If you’d asked me a few months ago, what was the plastic thing that I couldn’t give up. Without pause I would have said crisps.

So learning that I could now get crisps in home compostable packaging was like being told I’d won the raffle (I did originally type the lottery, but maybe that’s pushing things).

To the best of my knowledge, Two Farmers Crisps are the only compostable packs out there, but surely it’s only a matter of time before others catch on. (Hurry up Hula Hoops.) They are not cheap. But they are delicious. One to file under buy-less-buy-better, perhaps.



Well, this is good.

Snact are taking on two issues with these little bags of fruit ‘jerky’ (a bit like fruit wind-ups / Yo-Yo Bears).

Firstly, they are made from wonky produce, rejected by supermarkets, to help tackle the criminal amount of food waste in the UK.

And secondly, the packaging is 100% home compostable (the word ‘home’ is key - a lot of compostable bio-plastics only break-down in industrial composting facilities, which renders them pointless if you don’t have your food waste collected).

You can get the fruit jerky, and fruit and seed bars, online from Amazon, Ocado and various IRL shops.



I mean, what could be easier?

You’ll find plain popping corn almost everywhere, then all you need is a saucepan. Even if you buy a bag of kernals in plastic bag, the amount of popcorn you’ll be able to make, means it’s still a very low-plastic option.

It’s easy to find in unpackaged in bulk stores, if you’re lucky enough to have one nearby, or, order it plastic-free from Zero Waste Club or Plastic Free Pantry.

If salty or sweet feels a bit boring to you, Pinterest is overflowing with ways to jazz it up. Or next level, use it as the base to make these rather delicious looking rocky-road bars.

My kids are totally happy to be sent off to school with this as their after school ‘club day’ snacks, even if they do look like 1970’s throw-backs (it’s the brown paper bags that do it).



Maybe it’s just a me thing, but decanting things into smaller pots immediately makes them better.

We are really lucky - we have a BYO bulk shop nearby that has loads of things that make great snacks.
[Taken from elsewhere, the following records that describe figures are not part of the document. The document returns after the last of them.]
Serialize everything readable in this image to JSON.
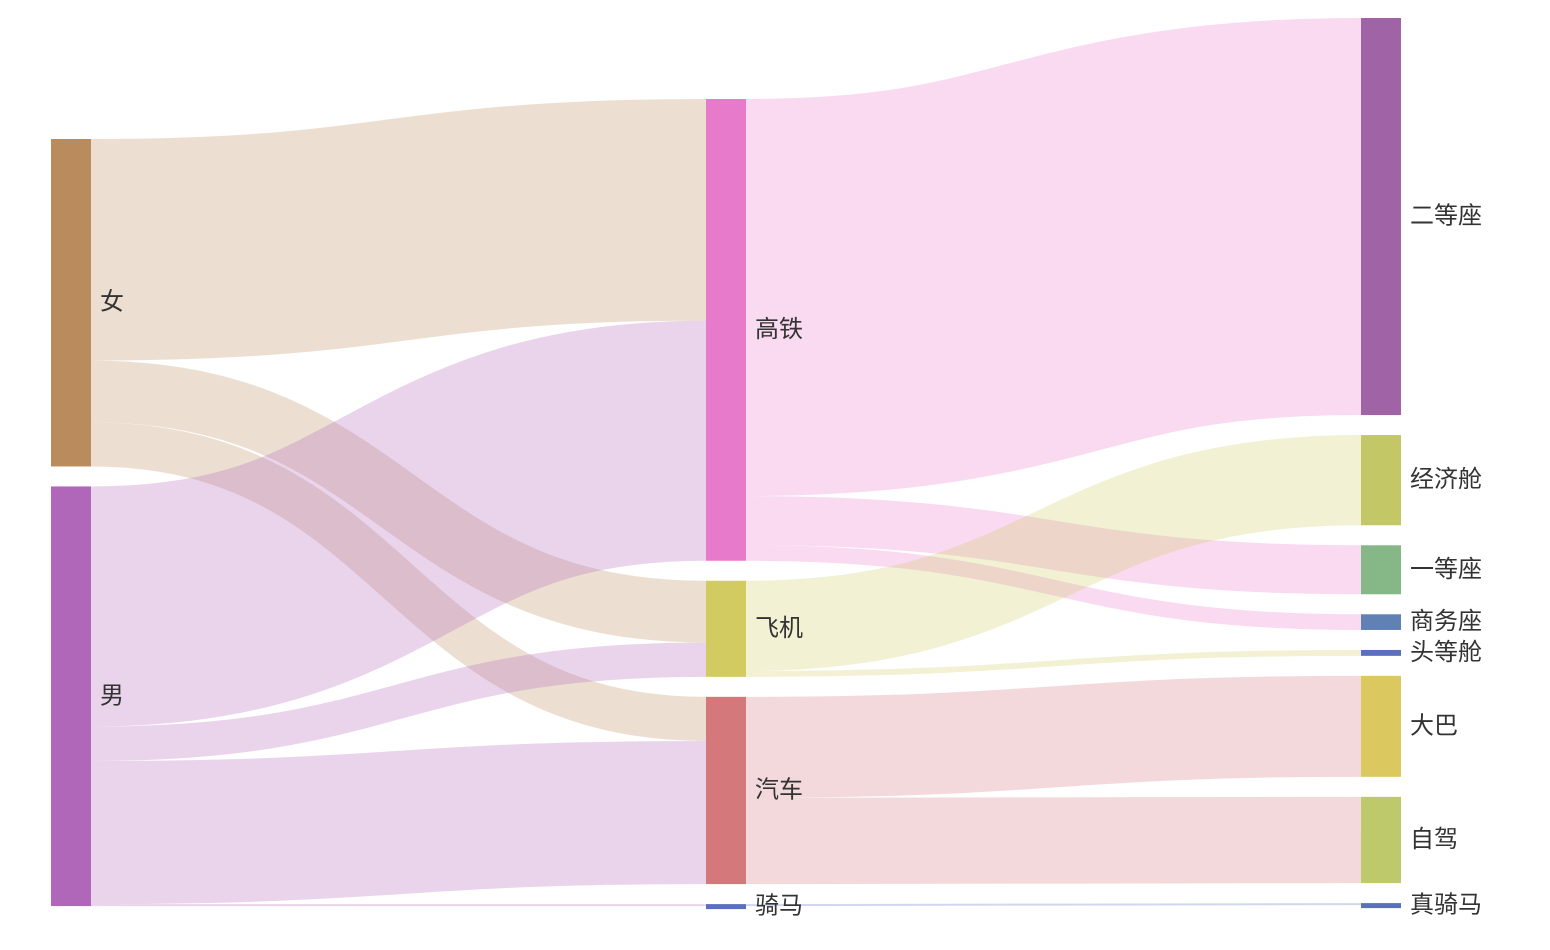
{
  "chart_data": {
    "type": "sankey",
    "title": "",
    "columns": [
      [
        "女",
        "男"
      ],
      [
        "高铁",
        "飞机",
        "汽车",
        "骑马"
      ],
      [
        "二等座",
        "经济舱",
        "一等座",
        "商务座",
        "头等舱",
        "大巴",
        "自驾",
        "真骑马"
      ]
    ],
    "nodes": [
      {
        "name": "女",
        "color": "#b98b5d"
      },
      {
        "name": "男",
        "color": "#b066b9"
      },
      {
        "name": "高铁",
        "color": "#e87acb"
      },
      {
        "name": "飞机",
        "color": "#d2cb62"
      },
      {
        "name": "汽车",
        "color": "#d4787c"
      },
      {
        "name": "骑马",
        "color": "#5a6fbd"
      },
      {
        "name": "二等座",
        "color": "#a064a6"
      },
      {
        "name": "经济舱",
        "color": "#c4c766"
      },
      {
        "name": "一等座",
        "color": "#85b886"
      },
      {
        "name": "商务座",
        "color": "#6181b4"
      },
      {
        "name": "头等舱",
        "color": "#5a6fbd"
      },
      {
        "name": "大巴",
        "color": "#dbc85f"
      },
      {
        "name": "自驾",
        "color": "#bec96c"
      },
      {
        "name": "真骑马",
        "color": "#5a6fbd"
      }
    ],
    "links": [
      {
        "source": "女",
        "target": "高铁",
        "value": 226
      },
      {
        "source": "女",
        "target": "飞机",
        "value": 63
      },
      {
        "source": "女",
        "target": "汽车",
        "value": 45
      },
      {
        "source": "男",
        "target": "高铁",
        "value": 245
      },
      {
        "source": "男",
        "target": "飞机",
        "value": 35
      },
      {
        "source": "男",
        "target": "汽车",
        "value": 146
      },
      {
        "source": "男",
        "target": "骑马",
        "value": 2
      },
      {
        "source": "高铁",
        "target": "二等座",
        "value": 405
      },
      {
        "source": "高铁",
        "target": "一等座",
        "value": 50
      },
      {
        "source": "高铁",
        "target": "商务座",
        "value": 16
      },
      {
        "source": "飞机",
        "target": "经济舱",
        "value": 92
      },
      {
        "source": "飞机",
        "target": "头等舱",
        "value": 6
      },
      {
        "source": "汽车",
        "target": "大巴",
        "value": 103
      },
      {
        "source": "汽车",
        "target": "自驾",
        "value": 88
      },
      {
        "source": "骑马",
        "target": "真骑马",
        "value": 2
      }
    ]
  }
}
There are the obvious ones like nuts and dried fruit, but we’re totally spoilt, with things like wasabi peas, salt and vinegar fava beans (sound weird, taste amazing) chocolate buttons and japanese rice crackers.

You can also get this type of thing (and loads of other store-cupboard essentials) delivered by The Plastic Free Pantry.

Failing that, just buy your usual things in as big a bags as you can find/store. Bigger bags always means less plastic versus single serving anything.


bakery treats

I’m a newly recruited uber-fan of the pockets of independent food shops and street markets I have near me.

A mooch along Lordship Lane in East Dulwich can pretty much sort my weekly shop, with minimal dodgy packaging. And a dangerous ten minute stroll from home takes me to The Dulwich Bakery, home of piles of these enormous ring donuts. It’s lucky I’m vegan, or this would be A Problem.

My roundabout point is there are lots of packaging free treats to be found when you simply avoid the supermarket and explore the littler shops you probably have nearby.

Just remember to keep a cloth produce bag with you for sprinkle covered ‘emergencies’.